The most intellectually dishonest argument that makes the rounds these days about climate change is the claim that “the debate is over” regarding the relationship between industrial greenhouse gas emissions and our recent spate of warming. It’s infuriating because it has power. The enviro playbook is to avoid any detailed discussion of the science in the media — just repeat that phrase over and over, make some snide remark about how “skeptics” are either in deep denial or are simple lying hacks, and gut it out. And if you repeat something often enough, people begin to believe it.


The master of this sort of thing is Al Gore. A few days before the election, our uncredentialed scientist-in-chief was out on the campaign trail blasting away at every Republican he could find who had expressed doubts about the need for an anti-warming jihad. When in Seattle to beat-up on GOP Rep.
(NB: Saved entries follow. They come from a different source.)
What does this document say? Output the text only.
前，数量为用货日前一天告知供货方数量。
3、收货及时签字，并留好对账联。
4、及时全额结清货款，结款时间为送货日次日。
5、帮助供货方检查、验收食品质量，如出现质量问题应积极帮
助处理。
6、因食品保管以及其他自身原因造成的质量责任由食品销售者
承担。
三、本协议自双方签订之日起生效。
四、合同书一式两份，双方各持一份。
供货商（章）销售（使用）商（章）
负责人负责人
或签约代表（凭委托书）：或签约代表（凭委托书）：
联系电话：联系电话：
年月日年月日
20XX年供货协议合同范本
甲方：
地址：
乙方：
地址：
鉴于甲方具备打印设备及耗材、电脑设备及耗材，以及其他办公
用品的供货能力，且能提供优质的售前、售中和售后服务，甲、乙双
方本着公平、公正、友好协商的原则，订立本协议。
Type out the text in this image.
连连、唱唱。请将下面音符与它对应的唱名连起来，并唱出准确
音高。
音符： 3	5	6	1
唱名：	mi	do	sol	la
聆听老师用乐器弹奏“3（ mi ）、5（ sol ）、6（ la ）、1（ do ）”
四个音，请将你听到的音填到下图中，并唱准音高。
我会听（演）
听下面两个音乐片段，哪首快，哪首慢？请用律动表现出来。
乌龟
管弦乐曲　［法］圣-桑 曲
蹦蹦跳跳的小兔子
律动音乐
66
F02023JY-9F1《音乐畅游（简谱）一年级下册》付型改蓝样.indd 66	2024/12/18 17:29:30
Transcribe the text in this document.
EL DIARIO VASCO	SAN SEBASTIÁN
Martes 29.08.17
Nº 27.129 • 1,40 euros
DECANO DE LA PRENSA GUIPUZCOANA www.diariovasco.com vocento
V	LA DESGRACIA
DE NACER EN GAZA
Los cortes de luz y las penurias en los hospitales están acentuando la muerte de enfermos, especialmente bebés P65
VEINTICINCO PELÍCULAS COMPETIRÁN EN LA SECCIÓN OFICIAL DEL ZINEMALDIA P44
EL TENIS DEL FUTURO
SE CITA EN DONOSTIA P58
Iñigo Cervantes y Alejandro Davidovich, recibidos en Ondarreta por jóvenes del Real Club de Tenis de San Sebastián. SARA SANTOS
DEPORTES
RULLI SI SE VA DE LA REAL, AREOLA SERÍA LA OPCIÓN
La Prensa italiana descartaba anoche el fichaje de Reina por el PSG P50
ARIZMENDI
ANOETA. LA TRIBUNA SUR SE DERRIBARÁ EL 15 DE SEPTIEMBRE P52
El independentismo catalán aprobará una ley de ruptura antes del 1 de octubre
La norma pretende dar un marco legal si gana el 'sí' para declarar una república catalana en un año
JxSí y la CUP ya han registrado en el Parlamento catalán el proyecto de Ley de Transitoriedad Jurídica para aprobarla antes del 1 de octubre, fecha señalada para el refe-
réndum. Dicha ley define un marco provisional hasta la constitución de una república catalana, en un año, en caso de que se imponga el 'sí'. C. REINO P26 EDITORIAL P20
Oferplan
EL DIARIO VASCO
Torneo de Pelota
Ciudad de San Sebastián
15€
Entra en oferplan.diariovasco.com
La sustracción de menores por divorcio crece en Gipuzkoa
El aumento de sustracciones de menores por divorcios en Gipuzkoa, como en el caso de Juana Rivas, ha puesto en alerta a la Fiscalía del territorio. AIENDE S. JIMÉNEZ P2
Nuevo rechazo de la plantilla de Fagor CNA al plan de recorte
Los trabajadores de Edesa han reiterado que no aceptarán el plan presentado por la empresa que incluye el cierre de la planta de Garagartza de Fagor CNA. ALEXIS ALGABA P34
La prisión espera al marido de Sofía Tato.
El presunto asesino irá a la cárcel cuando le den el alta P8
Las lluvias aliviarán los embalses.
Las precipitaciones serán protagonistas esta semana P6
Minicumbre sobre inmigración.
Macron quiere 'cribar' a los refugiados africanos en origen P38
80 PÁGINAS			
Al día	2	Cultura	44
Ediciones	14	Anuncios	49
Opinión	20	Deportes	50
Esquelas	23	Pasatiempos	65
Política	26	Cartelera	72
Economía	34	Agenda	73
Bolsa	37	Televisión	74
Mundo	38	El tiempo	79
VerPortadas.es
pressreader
Dave Reichert, who was running for the U.S. Senate (unsuccessfully, it turns out), he expressed incredulousness that Reichert was still unsure whether industrial emissions of greenhouse gas caused planetary warming.

“C’mon! And this man is a United States congressman? You know, 15 percent of people believe the moon landing was staged on some movie lot and a somewhat smaller number still believe the Earth is flat. They get together on Saturday night and party with the global-warming deniers.”

That this sort of argument has power even with journalists on the warming beat is increasingly clear. NBC’s chief science correspondant Robert Bazell, for instance, was asked on the air a few months ago by Brian Williams whether it was fair to say that the debate was over about whether industrial greenhouse gas emissions were warming the planet. Brazell answered that you could find someone who believes the earth is flat and put them together with another person and have a debate on it, but it would not be any more of a serious debate than the debate about industrial emissions and global warming.


Anyway, all of that is preface for an article that ran on election day in the “Science Times” section of the New York Times. Therein, you’ll find an excellent story by reporter William Broad about a fascinating debate among geologists and paleoclimatologists about prehistoric (Phanerozoic to be specific) climate. Turns out that the planet once enjoyed super-elevated levels of CO2 (up to 18 times that of the present), but that it’s very hard to detect elevated planetary temperatures from those high concentrations of greenhouse gases. It’s unclear what this might mean, but the kicker is this:

“Carbon dioxide skeptics and others see the reconstructions [of prehistoric climate] of the last 15 years as increasingly reliable, posing fundamental quesitons about the claimed powers of carbon dioxide. Climatologists and policy makers, they say, need to ponder such complexities rather than trying to ignore or dismiss the unexpected findings. ‘Some of the work has been quite meticulous,’ Thure E. Cerling, an expert at the University of Utah on Phanerozoic climates, said. ‘We are likely to learn something.’ ”

Honest scientists (of which there are suprisingly many — at least when they’re talking to themselves) and honest environmental politicians (of which there are few) concede that there’s a non-zero chance that the reigning consensus is wrong and that high concentrations of atmospheric carbon dioxide have far less impact on global temperatures than we think. In fact, that concession is made in multiple places in the four previous IPCC reports that have been published — the oft-cited “Bible” of consensus science on the matter. Broad’s article suggests that there is in fact a greater possiblity that the present consensus is wrong than you would ever think if you read the other sections of the New York Times — or pretty much any other newspaper in the country, for that matter.